I stood in the backyard, toes barely grazing where the grass grew over the floor of the garage. My mom was back at work and my uncle was inside fixing the washer or the kitchen sink or something else that probably wasn’t really broken.
He could never sit still doing nothing and after a week at home, I realized I couldn’t either. I took a few steps into the shade of the garage, examining my sculpture but not quite ready to touch it yet. After eight weeks of being frozen it looked strange and ugly and I hated it.
The summer breeze ignited the dust revealing the rust underneath. I could tell it had rained, the humid air stripping the metal until it looked like it was rotting. I reached for a sunflower petal, wanting to move, to grip the metal, to twist it and bend it, giving my hands something to do besides cradle my prescribed medication or a glass of water or the television remote because my mom wouldn’t let me do anything more. I wanted to fix it. I wanted to finish it even though I knew it wouldn’t matter.
My grandmother was right. Despite Roman waking up and despite not seeing the shadows since I’d found him in the real world something was still attacking me from the inside. I was still sick and weak and I was still in danger.
It’s not over.
Her words played over and over in my head as I grabbed the hammer and started swinging. It clipped the edge of a flower, igniting a small spark. I kept swinging, knocking stems to the ground, petals hanging limp before finally shaking off.

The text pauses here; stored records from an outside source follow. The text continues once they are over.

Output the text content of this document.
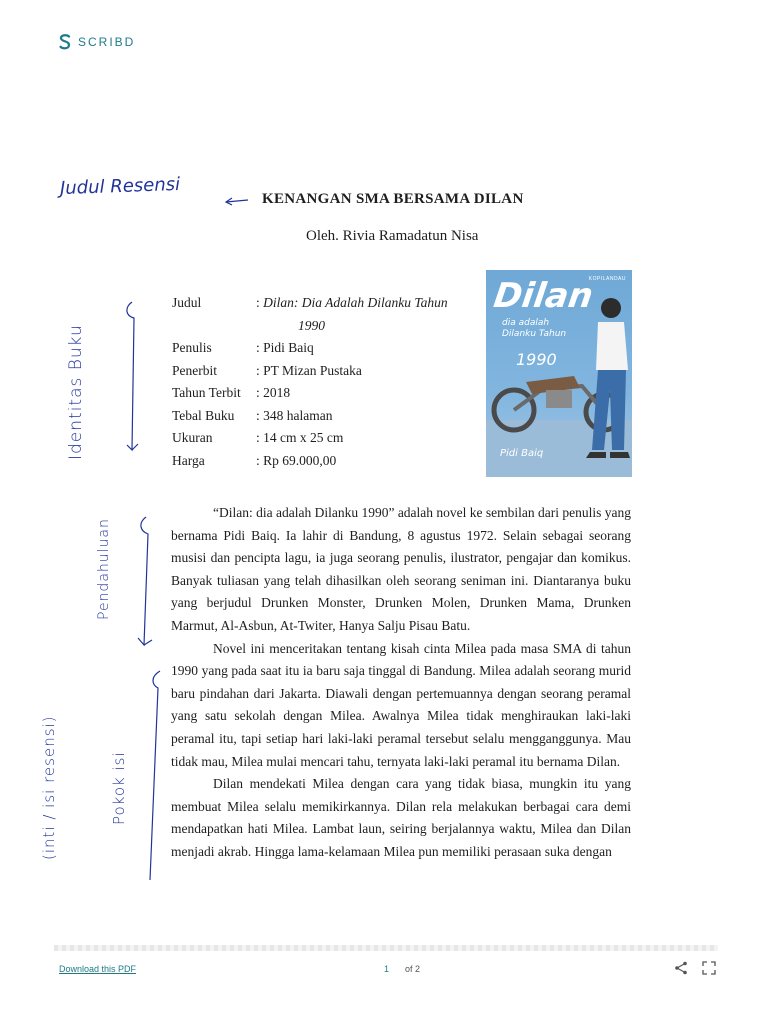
SCRIBD
Judul Resensi
Identitas Buku
Pendahuluan
(inti / isi resensi)	Pokok isi
KENANGAN SMA BERSAMA DILAN
Oleh. Rivia Ramadatun Nisa
Judul	: Dilan: Dia Adalah Dilanku Tahun
1990
Penulis	: Pidi Baiq
Penerbit	: PT Mizan Pustaka
Tahun Terbit	: 2018
Tebal Buku	: 348 halaman
Ukuran	: 14 cm x 25 cm
Harga	: Rp 69.000,00
KOPILANDAU
Dilan
dia adalah Dilanku Tahun
1990
Pidi Baiq

“Dilan: dia adalah Dilanku 1990” adalah novel ke sembilan dari penulis yang bernama Pidi Baiq. Ia lahir di Bandung, 8 agustus 1972. Selain sebagai seorang musisi dan pencipta lagu, ia juga seorang penulis, ilustrator, pengajar dan komikus. Banyak tuliasan yang telah dihasilkan oleh seorang seniman ini. Diantaranya buku yang berjudul Drunken Monster, Drunken Molen, Drunken Mama, Drunken Marmut, Al-Asbun, At-Twiter, Hanya Salju Pisau Batu.

Novel ini menceritakan tentang kisah cinta Milea pada masa SMA di tahun 1990 yang pada saat itu ia baru saja tinggal di Bandung. Milea adalah seorang murid baru pindahan dari Jakarta. Diawali dengan pertemuannya dengan seorang peramal yang satu sekolah dengan Milea. Awalnya Milea tidak menghiraukan laki-laki peramal itu, tapi setiap hari laki-laki peramal tersebut selalu mengganggunya. Mau tidak mau, Milea mulai mencari tahu, ternyata laki-laki peramal itu bernama Dilan.

Dilan mendekati Milea dengan cara yang tidak biasa, mungkin itu yang membuat Milea selalu memikirkannya. Dilan rela melakukan berbagai cara demi mendapatkan hati Milea. Lambat laun, seiring berjalannya waktu, Milea dan Dilan menjadi akrab. Hingga lama-kelamaan Milea pun memiliki perasaan suka dengan

Download this PDF	1 of 2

Pieces scattered at my feet, hitting the ground like bells, landing against my empty worktable, scraping down the walls.
I dropped the hammer, trying to twist off the ladybugs and the fireflies, some of the metal already brittle and snapping off in my hand. I kept twisting, sharp ends biting into my palm.
It burned but I couldn’t stop. I snapped off leaves and tore down vines, a thorn ripping through my thumbnail. I bit down on it, switching hands, scraping everything clean down to the base.

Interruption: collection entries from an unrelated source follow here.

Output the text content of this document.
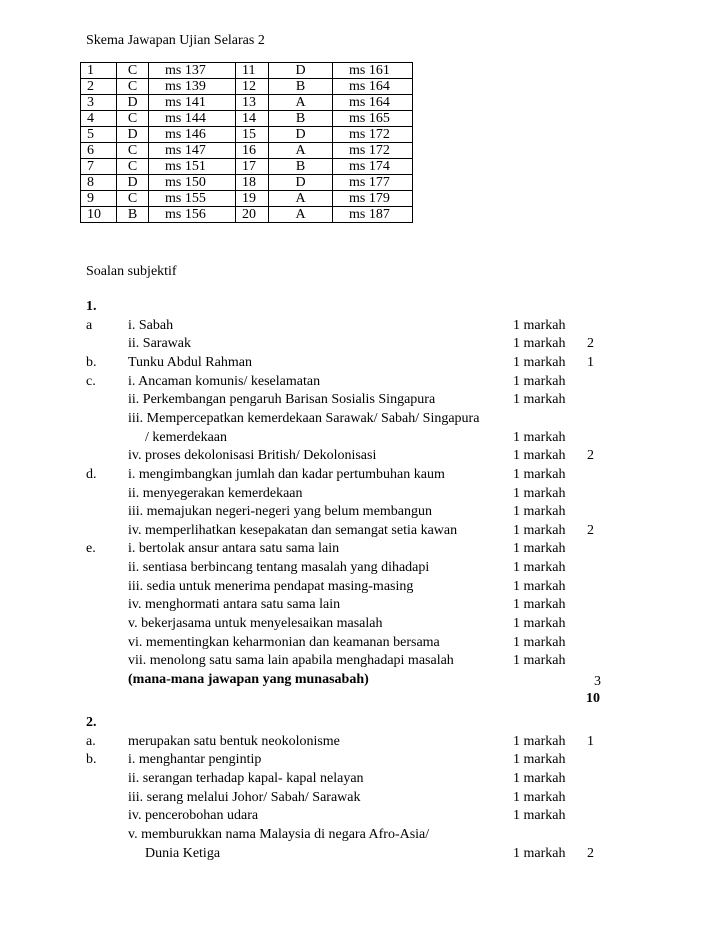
Skema Jawapan Ujian Selaras 2
1	C	ms 137	11	D	ms 161
2	C	ms 139	12	B	ms 164
3	D	ms 141	13	A	ms 164
4	C	ms 144	14	B	ms 165
5	D	ms 146	15	D	ms 172
6	C	ms 147	16	A	ms 172
7	C	ms 151	17	B	ms 174
8	D	ms 150	18	D	ms 177
9	C	ms 155	19	A	ms 179
10	B	ms 156	20	A	ms 187
Soalan subjektif
1.
a	i. Sabah	1 markah
ii. Sarawak	1 markah 2
b. Tunku Abdul Rahman	1 markah 1
c. i. Ancaman komunis/ keselamatan	1 markah
ii. Perkembangan pengaruh Barisan Sosialis Singapura	1 markah
iii. Mempercepatkan kemerdekaan Sarawak/ Sabah/ Singapura
/ kemerdekaan	1 markah
iv. proses dekolonisasi British/ Dekolonisasi	1 markah 2
d. i. mengimbangkan jumlah dan kadar pertumbuhan kaum	1 markah
ii. menyegerakan kemerdekaan	1 markah
iii. memajukan negeri-negeri yang belum membangun	1 markah
iv. memperlihatkan kesepakatan dan semangat setia kawan	1 markah 2
e. i. bertolak ansur antara satu sama lain	1 markah
ii. sentiasa berbincang tentang masalah yang dihadapi	1 markah
iii. sedia untuk menerima pendapat masing-masing	1 markah
iv. menghormati antara satu sama lain	1 markah
v. bekerjasama untuk menyelesaikan masalah	1 markah
vi. mementingkan keharmonian dan keamanan bersama	1 markah
vii. menolong satu sama lain apabila menghadapi masalah	1 markah
(mana-mana jawapan yang munasabah)	3
10
2.
a. merupakan satu bentuk neokolonisme	1 markah 1
b. i. menghantar pengintip	1 markah
ii. serangan terhadap kapal- kapal nelayan	1 markah
iii. serang melalui Johor/ Sabah/ Sarawak	1 markah
iv. pencerobohan udara	1 markah
v. memburukkan nama Malaysia di negara Afro-Asia/
Dunia Ketiga	1 markah 2
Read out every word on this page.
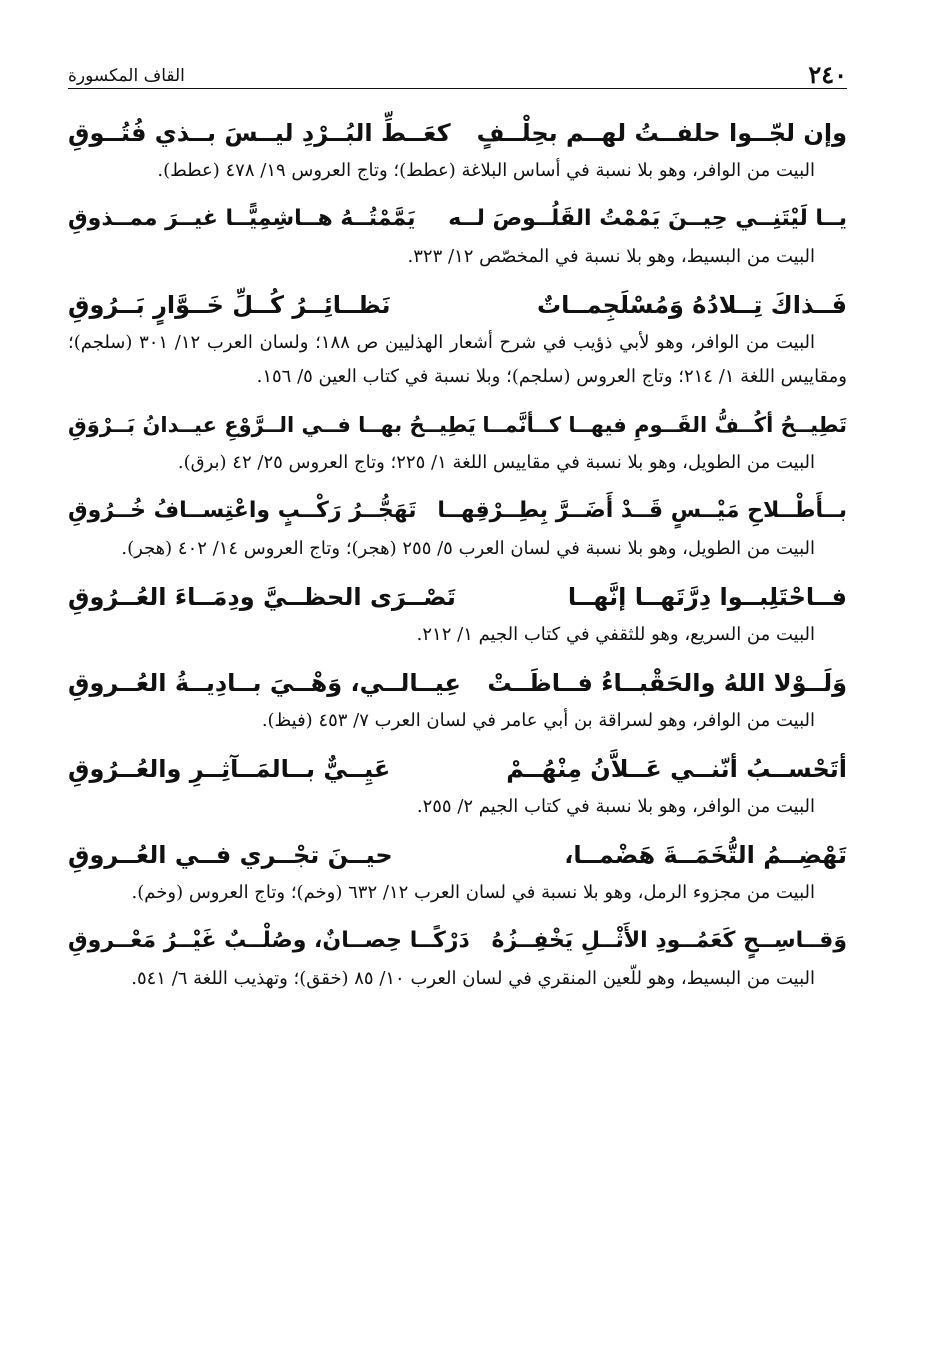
٢٤٠
القاف المكسورة
وإن لجّــوا حلفــتُ لهــم بحِلْــفٍ
كعَــطِّ البُــرْدِ ليــسَ بــذي فُتُــوقِ

البيت من الوافر، وهو بلا نسبة في أساس البلاغة (عطط)؛ وتاج العروس ١٩/ ٤٧٨ (عطط).

يــا لَيْتَنِــي حِيــنَ يَمْمْتُ القَلُــوصَ لــه
يَمَّمْتُــهُ هــاشِمِيًّــا غيــرَ ممــذوقِ

البيت من البسيط، وهو بلا نسبة في المخصّص ١٢/ ٣٢٣.

فَــذاكَ تِــلادُهُ وَمُسْلَجِمــاتٌ
نَظــائِــرُ كُــلِّ خَــوَّارٍ بَــرُوقِ

البيت من الوافر، وهو لأبي ذؤيب في شرح أشعار الهذليين ص ١٨٨؛ ولسان العرب ١٢/ ٣٠١ (سلجم)؛ ومقاييس اللغة ١/ ٢١٤؛ وتاج العروس (سلجم)؛ وبلا نسبة في كتاب العين ٥/ ١٥٦.

تَطِيــحُ أكُــفُّ القَــومِ فيهــا كــأنَّمــا
يَطِيــحُ بهــا فــي الــرَّوْعِ عيــدانُ بَــرْوَقِ

البيت من الطويل، وهو بلا نسبة في مقاييس اللغة ١/ ٢٢٥؛ وتاج العروس ٢٥/ ٤٢ (برق).

بــأَطْــلاحِ مَيْــسٍ قَــدْ أَضَــرَّ بِطِــرْقِهــا
تَهَجُّــرُ رَكْــبٍ واعْتِســافُ خُــرُوقِ

البيت من الطويل، وهو بلا نسبة في لسان العرب ٥/ ٢٥٥ (هجر)؛ وتاج العروس ١٤/ ٤٠٢ (هجر).

فــاحْتَلِبــوا دِرَّتَهــا إنَّهــا
تَصْــرَى الحظــيَّ ودِمَــاءَ العُــرُوقِ

البيت من السريع، وهو للثقفي في كتاب الجيم ١/ ٢١٢.

وَلَــوْلا اللهُ والحَقْبــاءُ فــاظَــتْ
عِيــالــي، وَهْــيَ بــادِيــةُ العُــروقِ

البيت من الوافر، وهو لسراقة بن أبي عامر في لسان العرب ٧/ ٤٥٣ (فيظ).

أتَحْســبُ أنّنــي عَــلاَّنُ مِنْهُــمْ
عَيِــيٌّ بــالمَــآثِــرِ والعُــرُوقِ

البيت من الوافر، وهو بلا نسبة في كتاب الجيم ٢/ ٢٥٥.

تَهْضِــمُ التُّخَمَــةَ هَضْمــا،
حيــنَ تجْــري فــي العُــروقِ

البيت من مجزوء الرمل، وهو بلا نسبة في لسان العرب ١٢/ ٦٣٢ (وخم)؛ وتاج العروس (وخم).

وَقــاسِــحٍ كَعَمُــودِ الأَثْــلِ يَخْفِــزُهُ
دَرْكًــا حِصــانٌ، وصُلْــبٌ غَيْــرُ مَعْــروقِ

البيت من البسيط، وهو للّعين المنقري في لسان العرب ١٠/ ٨٥ (خقق)؛ وتهذيب اللغة ٦/ ٥٤١.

“Bryn?” He said my name and that’s when I finally felt the sting. “Bryn. Bryn, stop. Bryn, breathe.”
I stared down at my hands, my skin dark with blood, flakes of it already thick and drying beneath my fingernails. I looked up and saw my dad holding my arms back. He freed one hand, tearing off the hem of his shirt before wrapping both of my palms.
The kitchen door opened into the garage, my uncle almost tripping down the steps when he saw us.
“She’s hurt herself,” my dad said, never taking his eyes off my hands.
My uncle disappeared back inside and I heard kitchen drawers opening and crashing closed on the other side of the door. Blood trickled down my wrists and onto my forearms and my dad gripped my fists, holding them tight. My cheek scraped the pocket of his denim jacket, traces of sawdust and cigarettes pinching my eyes closed. And I didn’t mean to. I didn’t mean to cry. I didn’t mean to collapse in his arms. But I did and he caught me. We stood there, my face buried in his chest, the smell of him igniting new tears, and he just held me.